Nachdem sich der Zeuge gefasst hatte, nahm er mit dem Rad die Verfolgung auf. "Es war wie im Kino." Er hatte sein Handy am Ohr und beschrieb einem Polizeibeamten in der Einsatzzentrale den Fluchtweg F.s bis zur Kapuzinerstraße. Der Räuber drehte sich unterwegs noch einmal um, zielte erneut auf R. und rief wieder: "Ich knall dich ab." Dann setzte F. stoisch seine Flucht fort. Seine Umgebung nahm er nicht mehr wahr. Als ihn kurze Zeit später in der Kapuzinerstraße ein Polizist stellte und aufforderte, die Waffe niederzulegen, reagierte der Mann zunächst nicht. Raimund R. empfand die Situation als äußerst brenzlig. "Ich weiß nicht, was passierte wäre, wenn sich der Räuber nicht doch ergeben hätte."

Claudia S. leidet schwer unter den Folgen des Überfalls. Sie ist in psychotherapeutischer Behandlung, im Zeugenstand bricht sie in Tränen aus. Wolfgang F. tut es sichtlich leid, was er angerichtet hat. "Warum habe ich das getan?", fragt er sich selbst, "ich hätte mir locker von einem Freund Geld leihen können. Und am 28. Dezember wäre mein Gehalt auf dem Konto gewesen." Der Angeklagte war nicht etwa betrunken bei der Tat, er hat auch keine Drogenprobleme.
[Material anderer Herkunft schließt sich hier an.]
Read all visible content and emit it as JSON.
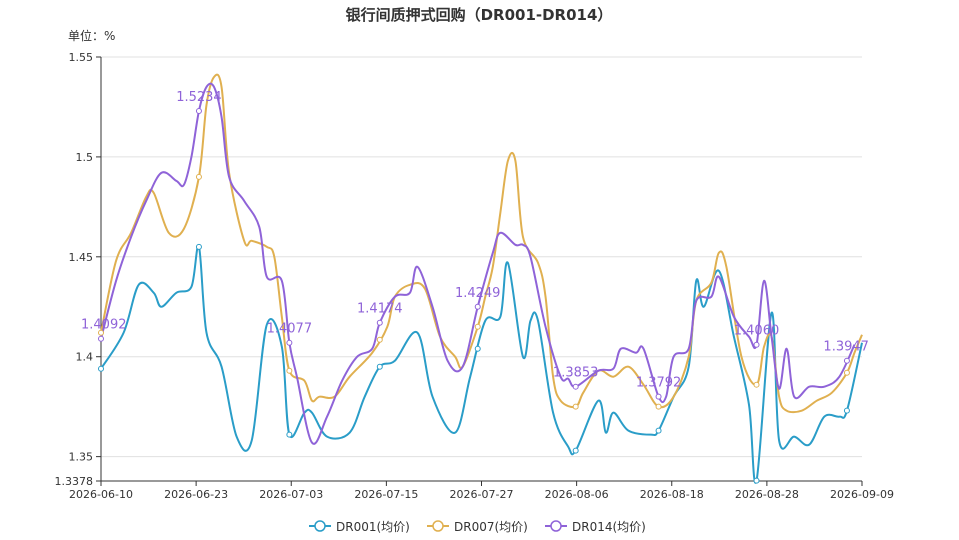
{
  "chart_data": {
    "type": "line",
    "title": "银行间质押式回购（DR001-DR014）",
    "unit_label": "单位：%",
    "ylim": [
      1.3378,
      1.55
    ],
    "y_ticks": [
      "1.55",
      "1.5",
      "1.45",
      "1.4",
      "1.35",
      "1.3378"
    ],
    "x_ticks": [
      "2026-06-10",
      "2026-06-23",
      "2026-07-03",
      "2026-07-15",
      "2026-07-27",
      "2026-08-06",
      "2026-08-18",
      "2026-08-28",
      "2026-09-09"
    ],
    "grid": true,
    "legend_position": "bottom",
    "series": [
      {
        "name": "DR001(均价)",
        "color": "#2a9dc8",
        "points": [
          [
            0,
            1.394
          ],
          [
            3,
            1.412
          ],
          [
            5,
            1.436
          ],
          [
            7,
            1.432
          ],
          [
            8,
            1.425
          ],
          [
            10,
            1.432
          ],
          [
            12,
            1.435
          ],
          [
            13,
            1.455
          ],
          [
            14,
            1.412
          ],
          [
            16,
            1.395
          ],
          [
            18,
            1.36
          ],
          [
            20,
            1.358
          ],
          [
            22,
            1.416
          ],
          [
            24,
            1.405
          ],
          [
            25,
            1.361
          ],
          [
            27,
            1.372
          ],
          [
            28,
            1.372
          ],
          [
            30,
            1.36
          ],
          [
            33,
            1.362
          ],
          [
            35,
            1.38
          ],
          [
            37,
            1.395
          ],
          [
            39,
            1.398
          ],
          [
            42,
            1.412
          ],
          [
            44,
            1.38
          ],
          [
            47,
            1.362
          ],
          [
            49,
            1.39
          ],
          [
            51,
            1.418
          ],
          [
            53,
            1.42
          ],
          [
            54,
            1.447
          ],
          [
            56,
            1.4
          ],
          [
            57,
            1.418
          ],
          [
            58,
            1.418
          ],
          [
            60,
            1.372
          ],
          [
            62,
            1.355
          ],
          [
            63,
            1.353
          ],
          [
            66,
            1.378
          ],
          [
            67,
            1.362
          ],
          [
            68,
            1.372
          ],
          [
            70,
            1.363
          ],
          [
            73,
            1.361
          ],
          [
            74,
            1.363
          ],
          [
            76,
            1.38
          ],
          [
            78,
            1.395
          ],
          [
            79,
            1.438
          ],
          [
            80,
            1.425
          ],
          [
            82,
            1.443
          ],
          [
            84,
            1.41
          ],
          [
            86,
            1.376
          ],
          [
            87,
            1.338
          ],
          [
            89,
            1.422
          ],
          [
            90,
            1.358
          ],
          [
            92,
            1.36
          ],
          [
            94,
            1.356
          ],
          [
            96,
            1.37
          ],
          [
            98,
            1.37
          ],
          [
            99,
            1.373
          ],
          [
            101,
            1.407
          ]
        ]
      },
      {
        "name": "DR007(均价)",
        "color": "#e0b050",
        "points": [
          [
            0,
            1.412
          ],
          [
            2,
            1.448
          ],
          [
            4,
            1.462
          ],
          [
            6,
            1.48
          ],
          [
            7,
            1.482
          ],
          [
            9,
            1.462
          ],
          [
            11,
            1.464
          ],
          [
            13,
            1.49
          ],
          [
            14,
            1.526
          ],
          [
            15,
            1.54
          ],
          [
            16,
            1.535
          ],
          [
            17,
            1.492
          ],
          [
            19,
            1.458
          ],
          [
            20,
            1.458
          ],
          [
            22,
            1.455
          ],
          [
            23,
            1.45
          ],
          [
            24,
            1.42
          ],
          [
            25,
            1.393
          ],
          [
            27,
            1.388
          ],
          [
            28,
            1.378
          ],
          [
            29,
            1.38
          ],
          [
            31,
            1.38
          ],
          [
            33,
            1.39
          ],
          [
            36,
            1.402
          ],
          [
            38,
            1.415
          ],
          [
            39,
            1.43
          ],
          [
            41,
            1.436
          ],
          [
            43,
            1.434
          ],
          [
            45,
            1.41
          ],
          [
            47,
            1.4
          ],
          [
            48,
            1.395
          ],
          [
            50,
            1.415
          ],
          [
            51,
            1.43
          ],
          [
            52,
            1.445
          ],
          [
            53,
            1.472
          ],
          [
            54,
            1.498
          ],
          [
            55,
            1.498
          ],
          [
            56,
            1.46
          ],
          [
            58,
            1.447
          ],
          [
            59,
            1.43
          ],
          [
            60,
            1.39
          ],
          [
            61,
            1.378
          ],
          [
            63,
            1.375
          ],
          [
            64,
            1.382
          ],
          [
            66,
            1.393
          ],
          [
            68,
            1.39
          ],
          [
            70,
            1.395
          ],
          [
            72,
            1.386
          ],
          [
            74,
            1.375
          ],
          [
            76,
            1.38
          ],
          [
            78,
            1.4
          ],
          [
            79,
            1.428
          ],
          [
            81,
            1.437
          ],
          [
            82,
            1.452
          ],
          [
            83,
            1.445
          ],
          [
            85,
            1.4
          ],
          [
            87,
            1.386
          ],
          [
            88,
            1.405
          ],
          [
            89,
            1.41
          ],
          [
            90,
            1.38
          ],
          [
            91,
            1.373
          ],
          [
            93,
            1.373
          ],
          [
            95,
            1.378
          ],
          [
            97,
            1.382
          ],
          [
            99,
            1.392
          ],
          [
            100,
            1.402
          ],
          [
            101,
            1.411
          ]
        ]
      },
      {
        "name": "DR014(均价)",
        "color": "#8f63d8",
        "points": [
          [
            0,
            1.409
          ],
          [
            2,
            1.438
          ],
          [
            4,
            1.46
          ],
          [
            6,
            1.478
          ],
          [
            8,
            1.492
          ],
          [
            10,
            1.488
          ],
          [
            11,
            1.486
          ],
          [
            12,
            1.5
          ],
          [
            13,
            1.523
          ],
          [
            14,
            1.535
          ],
          [
            15,
            1.535
          ],
          [
            16,
            1.52
          ],
          [
            17,
            1.49
          ],
          [
            19,
            1.478
          ],
          [
            21,
            1.465
          ],
          [
            22,
            1.44
          ],
          [
            24,
            1.438
          ],
          [
            25,
            1.407
          ],
          [
            26,
            1.39
          ],
          [
            28,
            1.357
          ],
          [
            30,
            1.37
          ],
          [
            32,
            1.388
          ],
          [
            34,
            1.4
          ],
          [
            36,
            1.404
          ],
          [
            37,
            1.417
          ],
          [
            39,
            1.43
          ],
          [
            41,
            1.432
          ],
          [
            42,
            1.445
          ],
          [
            44,
            1.425
          ],
          [
            46,
            1.398
          ],
          [
            48,
            1.395
          ],
          [
            50,
            1.425
          ],
          [
            52,
            1.452
          ],
          [
            53,
            1.462
          ],
          [
            55,
            1.456
          ],
          [
            56,
            1.456
          ],
          [
            57,
            1.45
          ],
          [
            59,
            1.415
          ],
          [
            61,
            1.39
          ],
          [
            62,
            1.389
          ],
          [
            63,
            1.385
          ],
          [
            66,
            1.393
          ],
          [
            68,
            1.394
          ],
          [
            69,
            1.404
          ],
          [
            71,
            1.402
          ],
          [
            72,
            1.404
          ],
          [
            74,
            1.38
          ],
          [
            75,
            1.38
          ],
          [
            76,
            1.4
          ],
          [
            78,
            1.404
          ],
          [
            79,
            1.428
          ],
          [
            81,
            1.43
          ],
          [
            82,
            1.44
          ],
          [
            84,
            1.42
          ],
          [
            86,
            1.41
          ],
          [
            87,
            1.406
          ],
          [
            88,
            1.438
          ],
          [
            89,
            1.41
          ],
          [
            90,
            1.384
          ],
          [
            91,
            1.404
          ],
          [
            92,
            1.38
          ],
          [
            94,
            1.385
          ],
          [
            96,
            1.385
          ],
          [
            98,
            1.39
          ],
          [
            100,
            1.406
          ]
        ]
      }
    ],
    "data_labels": [
      {
        "series": 2,
        "index": 0,
        "text": "1.4092"
      },
      {
        "series": 2,
        "index": 13,
        "text": "1.5234"
      },
      {
        "series": 2,
        "index": 25,
        "text": "1.4077"
      },
      {
        "series": 2,
        "index": 37,
        "text": "1.4174"
      },
      {
        "series": 2,
        "index": 50,
        "text": "1.4249"
      },
      {
        "series": 2,
        "index": 63,
        "text": "1.3853"
      },
      {
        "series": 2,
        "index": 74,
        "text": "1.3792"
      },
      {
        "series": 2,
        "index": 87,
        "text": "1.4060"
      },
      {
        "series": 2,
        "index": 99,
        "text": "1.3947"
      }
    ],
    "marker_indices": [
      0,
      13,
      25,
      37,
      50,
      63,
      74,
      87,
      99
    ]
  }
}
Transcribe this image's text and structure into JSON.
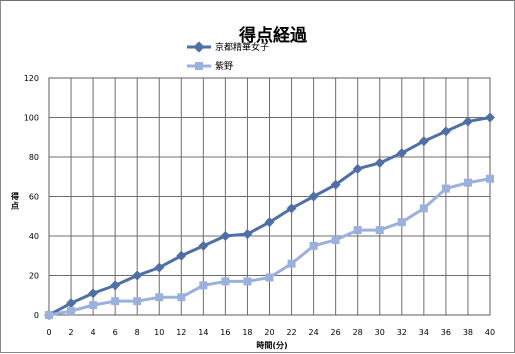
{
  "chart_data": {
    "type": "line",
    "title": "得点経過",
    "xlabel": "時間(分)",
    "ylabel": "得点",
    "x": [
      0,
      2,
      4,
      6,
      8,
      10,
      12,
      14,
      16,
      18,
      20,
      22,
      24,
      26,
      28,
      30,
      32,
      34,
      36,
      38,
      40
    ],
    "xticks": [
      "0",
      "2",
      "4",
      "6",
      "8",
      "10",
      "12",
      "14",
      "16",
      "18",
      "20",
      "22",
      "24",
      "26",
      "28",
      "30",
      "32",
      "34",
      "36",
      "38",
      "40"
    ],
    "yticks": [
      "0",
      "20",
      "40",
      "60",
      "80",
      "100",
      "120"
    ],
    "xlim": [
      0,
      40
    ],
    "ylim": [
      0,
      120
    ],
    "grid": true,
    "legend": "top-center",
    "series": [
      {
        "name": "京都精華女子",
        "color": "#4F6FA5",
        "marker": "diamond",
        "values": [
          0,
          6,
          11,
          15,
          20,
          24,
          30,
          35,
          40,
          41,
          47,
          54,
          60,
          66,
          74,
          77,
          82,
          88,
          93,
          98,
          100
        ]
      },
      {
        "name": "紫野",
        "color": "#9BB0DC",
        "marker": "square",
        "values": [
          0,
          2,
          5,
          7,
          7,
          9,
          9,
          15,
          17,
          17,
          19,
          26,
          35,
          38,
          43,
          43,
          47,
          54,
          64,
          67,
          69
        ]
      }
    ]
  }
}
Bevor er sich zu dem Überfall entschloss, war der Industriekaufmann ein ganz normaler Familienvater. Allerdings hatte er 60 000 Euro Schulden, weil er sich nach einem Motorschaden ein neues Auto kaufen musste. Er hatte auch die Klinik-Kosten für die Geburt seiner Tochter tragen müssen, weil seine südamerikanische Frau nicht krankenversichert war. Ein Jahr lang war er arbeitslos.

Anders als die meisten Angeklagten, die wegen Raubes vor Gericht stehen, ist Wolfgang F. eine gepflegte Erscheinung. Er trägt einen schwarzen Anzug und ein weißes Hemd. Mehrfach entschuldigt er sich für die Tat, die er selbst nicht begreifen kann. "An jenem Tag ließ ich meine Tochter stundenlang allein zu Hause, das hatte ich noch nie getan", sagt F. Der Prozess wird fortgesetzt.